Do you worry about the irony of this getting lost, say three or four steps down the line of people reporting about this?
I think that anybody who would believe that has not watched one frame of anything I've made in my life. I think it would have to be someone who has been living under an entertainment rock. I think that's impossible.
You’ve immersed yourself into corporate sponsorship. You’re surrounded by logos. How do you feel at this point? Do you feel like going to stare at a white wall?
I feel like these are the greatest sponsors a movie could ever have. [Laughter] All the rest of them are terrible. You should never buy a Volkswagen.
You’re gonna need to take a long shower after this.
What are your plans after?
I’m gonna get on a JetBlue airline and I’m gonna take the greatest vacation in Aruba, the greatest vacation destination you could ever go to. I will close my eyes every night in a Hyatt and I won’t think about any of it.
You’re living your movie, and the subject of your movie non-stop, at movie festivals and things.

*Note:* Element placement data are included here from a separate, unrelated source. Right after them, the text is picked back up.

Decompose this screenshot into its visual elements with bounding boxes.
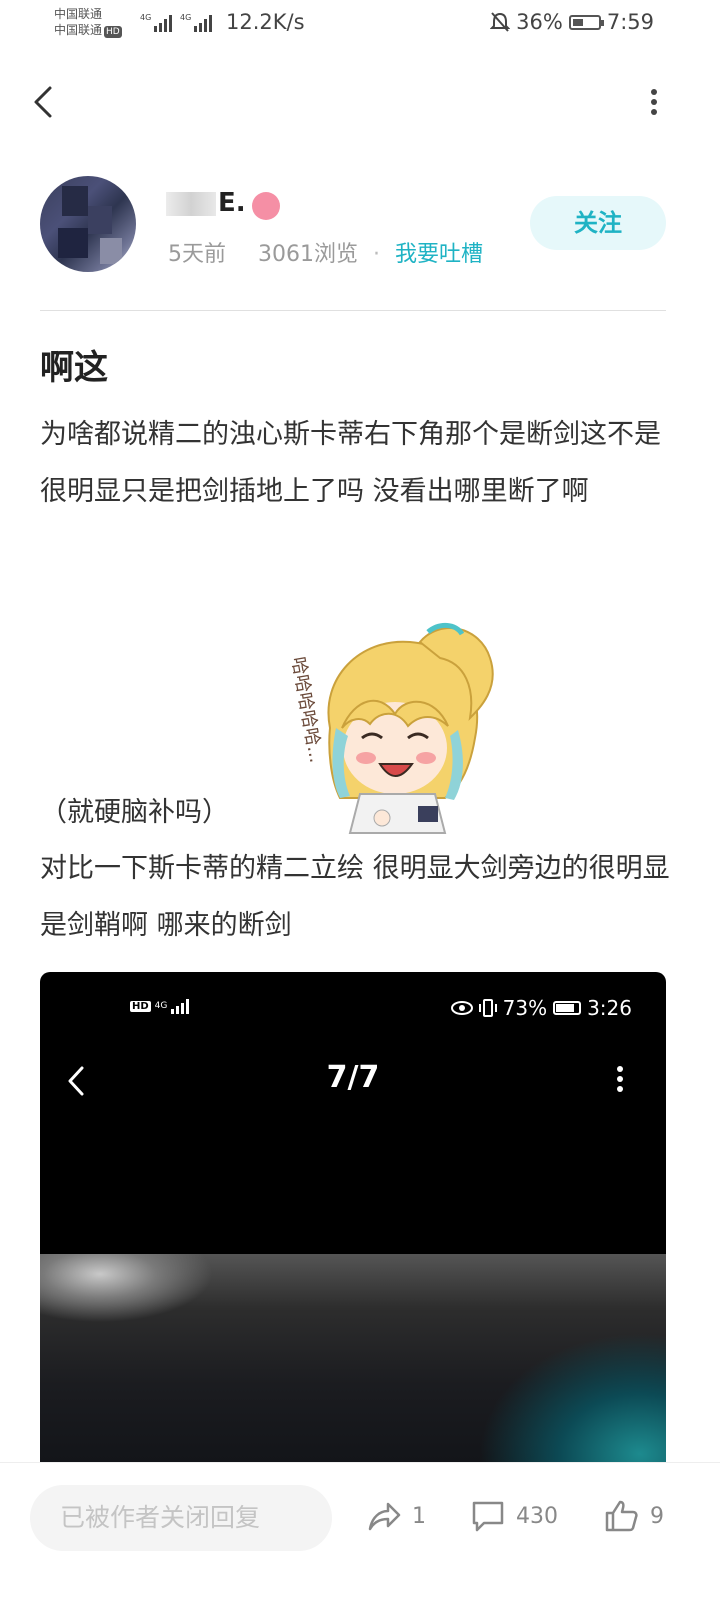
view-count: 3061浏览 [258, 242, 358, 267]
clock: 7:59 [606, 10, 654, 34]
signal-4g-icon-2: 4G [180, 13, 212, 32]
carrier-2: 中国联通 [54, 23, 103, 37]
net-speed: 12.2K/s [226, 10, 305, 34]
thumbs-up-icon [605, 1500, 638, 1532]
comment-count: 430 [516, 1503, 558, 1529]
battery-percent: 36% [516, 10, 563, 34]
author-name[interactable]: E. [166, 188, 246, 218]
back-icon[interactable] [28, 82, 64, 122]
carrier-info: 中国联通 中国联通 HD [54, 6, 122, 38]
post-title: 啊这 [40, 348, 108, 388]
avatar[interactable] [40, 176, 136, 272]
post-paragraph-2: （就硬脑补吗） [40, 797, 229, 828]
follow-button[interactable]: 关注 [530, 196, 666, 250]
hd-badge: HD [104, 26, 122, 38]
post-meta: 5天前 3061浏览 · 我要吐槽 [168, 236, 483, 268]
sticker-text: 哈哈哈哈哈... [287, 655, 326, 764]
signal-4g-icon: 4G [140, 13, 172, 32]
embed-more-icon [617, 1066, 623, 1092]
status-bar: 中国联通 中国联通 HD 4G 4G 12.2K/s 36% 7:59 [0, 0, 720, 48]
bottom-action-bar: 已被作者关闭回复 1 430 9 [0, 1462, 720, 1601]
more-options-icon[interactable] [644, 86, 664, 118]
embed-vibrate-icon [478, 999, 497, 1017]
reply-input[interactable]: 已被作者关闭回复 [30, 1485, 332, 1551]
embed-status-left: HD 4G [130, 998, 193, 1014]
share-icon [368, 1502, 401, 1531]
svg-text:4G: 4G [140, 13, 151, 22]
comment-icon [472, 1501, 504, 1532]
embed-page-counter: 7/7 [326, 1060, 380, 1095]
embed-artwork-photo [40, 1254, 666, 1472]
embedded-screenshot-image[interactable]: HD 4G 73% 3:26 7/7 [40, 972, 666, 1472]
embed-clock: 3:26 [587, 996, 632, 1020]
name-blur [166, 191, 216, 216]
divider [40, 310, 666, 311]
svg-text:4G: 4G [180, 13, 191, 22]
embed-hd-badge: HD [130, 1000, 151, 1012]
embed-status-right: 73% 3:26 [450, 996, 632, 1020]
meta-dot: · [373, 242, 380, 267]
like-button[interactable]: 9 [604, 1499, 664, 1533]
post-paragraph-1: 为啥都说精二的浊心斯卡蒂右下角那个是断剑这不是很明显只是把剑插地上了吗 没看出哪… [40, 419, 661, 507]
post-time: 5天前 [168, 242, 226, 267]
post-paragraph-3: 对比一下斯卡蒂的精二立绘 很明显大剑旁边的很明显是剑鞘啊 哪来的断剑 [40, 853, 670, 941]
share-count: 1 [412, 1503, 426, 1529]
embed-battery-percent: 73% [502, 996, 548, 1020]
carrier-1: 中国联通 [54, 7, 103, 21]
mute-bell-icon [490, 12, 511, 32]
battery-icon [568, 14, 604, 30]
feedback-link[interactable]: 我要吐槽 [395, 242, 483, 267]
embed-signal-icon [171, 999, 190, 1014]
embed-eye-icon [450, 1001, 473, 1015]
status-right: 36% 7:59 [490, 10, 654, 34]
level-badge-icon [252, 192, 280, 220]
embed-network: 4G [154, 1001, 168, 1011]
comment-button[interactable]: 430 [470, 1499, 558, 1533]
share-button[interactable]: 1 [366, 1499, 426, 1533]
like-count: 9 [650, 1503, 664, 1529]
embed-battery-icon [553, 1001, 582, 1015]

I just saw the Virgin Mobile Lady Gaga concert at Madison Square Garden. I was invited to a Mets game at Citi Field. I caught the subway at the Atlantic/Pacific station, which is the Barclays Center Station. They sold the naming rights to a bank. This is happening, this is really happening. So where do we draw the line? Where do we push back? How much is too much?
How do we push back?
It comes down to what kind of society do we want to live in? For e I think there has to be a place where you draw a line. I think schools is great place to start. You have to start with kids, you have to start with saying companies aren’t always the answer for us to turn to to fix our problems. We have to find better ways to fix our problems in our budget gaps within our community. If you want to have community leaders and businesses to fill those gaps, great, do it. But don’t put your name on theside of the school. Don’t put ads up inside the auditorium. Don’t put banners up inside the gym. Do it and say we want to support the school because we believe in it . without saying we believe in it, and we want all those people to know how much we believe in it so they come buy our products.
Coming from advertisers who struggle to keep their businesses open when network TV isn’t what it used to be, internet and internet access…
In the film, there’s a scene from a city that has eliminated every bit of advertising in their whole city limits. There’s not one stitch of [outdoor] advertising, not one bit. And you know what happened? Crime went down, business profitability went up. That town changed. The quality of life went up in the community. You can make the argument, that advertising’s like “Well if we get rid of advertising, it’s gonna collapse. People aren’t gonna buy things. How am I gonna know what shoes to wear? What pants am I gonna buy? I’m gonna be lost!”
Is that a prescription that’s right for every town?
I think the prescription of pushing back is a great right for any town. We live in a time where the minute I walk out of my house, somebody’s trying to sell me something. And I think that while you may not do what Sao Paolo does – eliminate every bit of outdoor advertising – I think there are places that should still be some sacred space. Parks, kids and anything with children, those are places to start and then we can work our way out.